Another gas separation technique used in specialty gas production, such as oxygen, nitrogen, and hydrogen production, but traditionally not applied to natural gas separation, is pressure swing adsorption (PSA). PSA can achieve excellent purity by adsorbing the target component to be purified, but is usually not appropriate for natural gas separation processes because of the large volumes involved. PSA is an intrinsically clean technology when compared to amines, which are toxic, can be corrosive, and typically require significant heat input to be regenerated, but ultimately form a waste product. In addition, PSA produces a methane product that, unlike amine absorption, does not require a post-processing step for dehydration, and it does not depend on heat for regeneration. However, PSA units may not be the best option in streams with very low partial pressures of contaminant gas species. Moreover, because of its focused development for specialty gas production, there is relatively little focus on large scale systems and PSA development for natural gas purification.

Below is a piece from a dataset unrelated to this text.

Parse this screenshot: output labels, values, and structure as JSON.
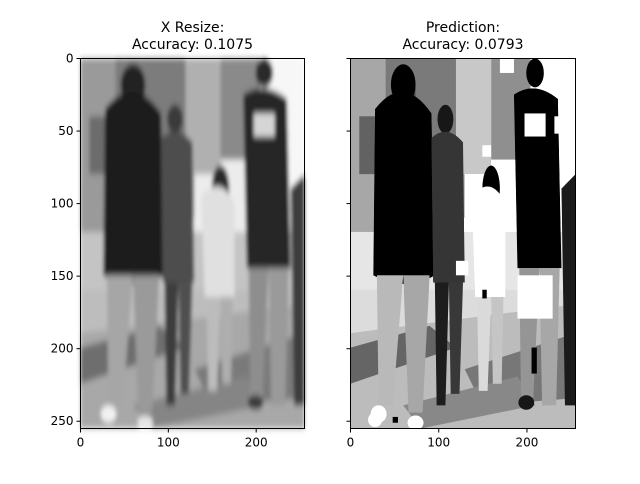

Traditionally, a desired, higher-value end product, such as methane, is “captured” while contaminants, such as CO2 and H2S, are passed through the system. Existing product recovery systems do not contemplate using PSA for high volume natural gas processing, because there has not been an economical or functional way to use such a system. PSAs have traditionally been used for high-purity product processes where high recovery may be appreciated, but is not necessary; for example, hydrogen purification for refining using PSA (99.99+% purity) or nitrogen purification from air for the electronics industry or hypoxic fire prevention systems by PSA (99.9% purity). In these examples, product purity is more critical than product recovery.

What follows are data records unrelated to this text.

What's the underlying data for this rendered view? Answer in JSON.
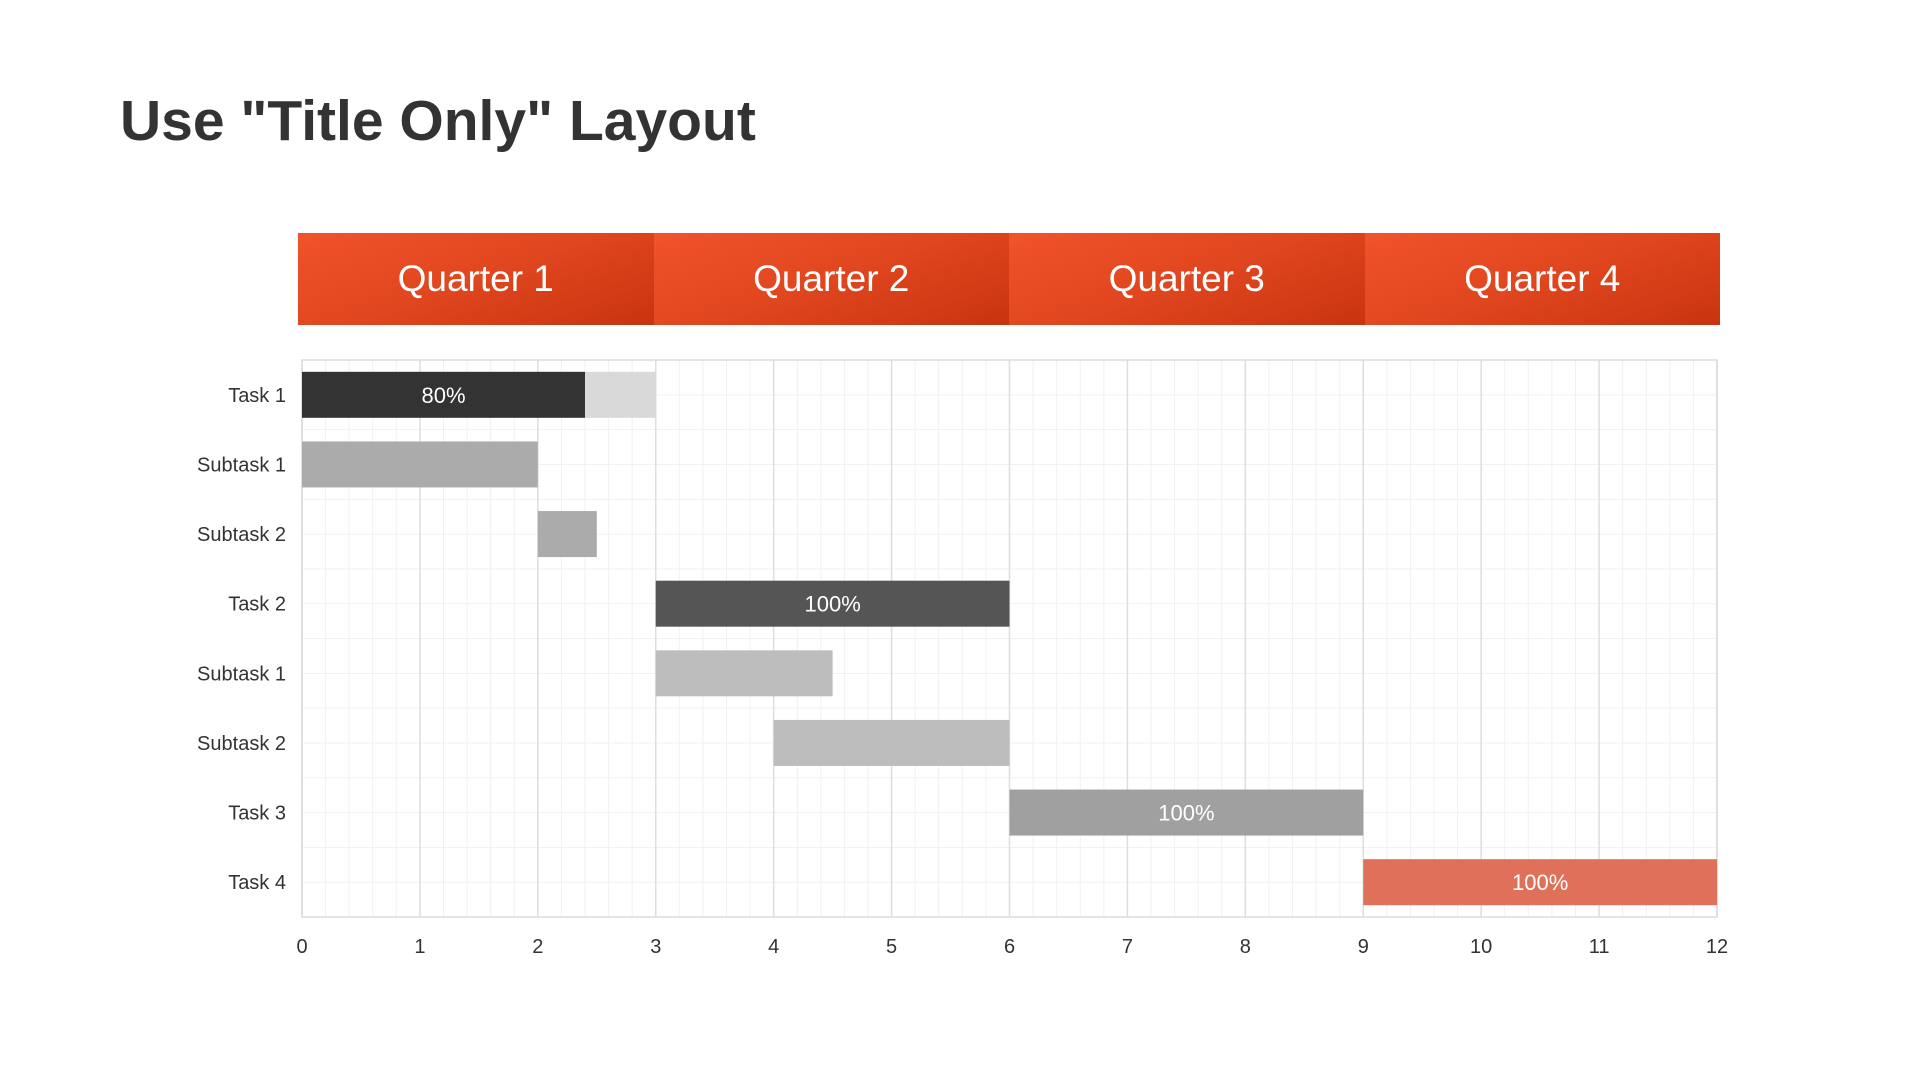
{
  "slide": {
    "title": "Use \"Title Only\" Layout"
  },
  "quarters": [
    "Quarter 1",
    "Quarter 2",
    "Quarter 3",
    "Quarter 4"
  ],
  "colors": {
    "quarter_header": "#e3471f",
    "task1_done": "#333333",
    "task1_remaining": "#d9d9d9",
    "subtask_q1": "#ababab",
    "task2": "#555555",
    "subtask_q2": "#bdbdbd",
    "task3": "#a0a0a0",
    "task4": "#df705a"
  },
  "chart_data": {
    "type": "bar",
    "orientation": "horizontal",
    "stacked": true,
    "categories": [
      "Task 1",
      "Subtask 1",
      "Subtask 2",
      "Task 2",
      "Subtask 1",
      "Subtask 2",
      "Task 3",
      "Task 4"
    ],
    "xlim": [
      0,
      12
    ],
    "x_ticks": [
      0,
      1,
      2,
      3,
      4,
      5,
      6,
      7,
      8,
      9,
      10,
      11,
      12
    ],
    "grid": true,
    "bars": [
      {
        "row": 0,
        "start": 0,
        "end": 2.4,
        "color": "#333333",
        "label": "80%",
        "label_color": "#ffffff"
      },
      {
        "row": 0,
        "start": 2.4,
        "end": 3,
        "color": "#d9d9d9",
        "label": ""
      },
      {
        "row": 1,
        "start": 0,
        "end": 2,
        "color": "#ababab",
        "label": ""
      },
      {
        "row": 2,
        "start": 2,
        "end": 2.5,
        "color": "#ababab",
        "label": ""
      },
      {
        "row": 3,
        "start": 3,
        "end": 6,
        "color": "#555555",
        "label": "100%",
        "label_color": "#ffffff"
      },
      {
        "row": 4,
        "start": 3,
        "end": 4.5,
        "color": "#bdbdbd",
        "label": ""
      },
      {
        "row": 5,
        "start": 4,
        "end": 6,
        "color": "#bdbdbd",
        "label": ""
      },
      {
        "row": 6,
        "start": 6,
        "end": 9,
        "color": "#a0a0a0",
        "label": "100%",
        "label_color": "#ffffff"
      },
      {
        "row": 7,
        "start": 9,
        "end": 12,
        "color": "#df705a",
        "label": "100%",
        "label_color": "#ffffff"
      }
    ]
  }
}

In prior systems, PSA units have been used to polish valuable product streams, such as, for example, a retentate stream containing products of value, such as natural gas. However, products of value are wasted because the waste streams of primary separations, such as the permeate byproduct stream of a membrane separation, still contain valuable product, and so too does the waste stream, or “tail gas,” of the PSA used to polish the valuable product stream. Prior systems have not used PSA to enhance recovery of valuable product lost through the waste stream of a primary separation, such as, for example, a membrane. There is a need for systems and methods that can not only obtain substantially pure product streams such as natural gas, but also recover potential product lost during separation and delivery, including substantially pure byproduct streams such as CO2 and H2S.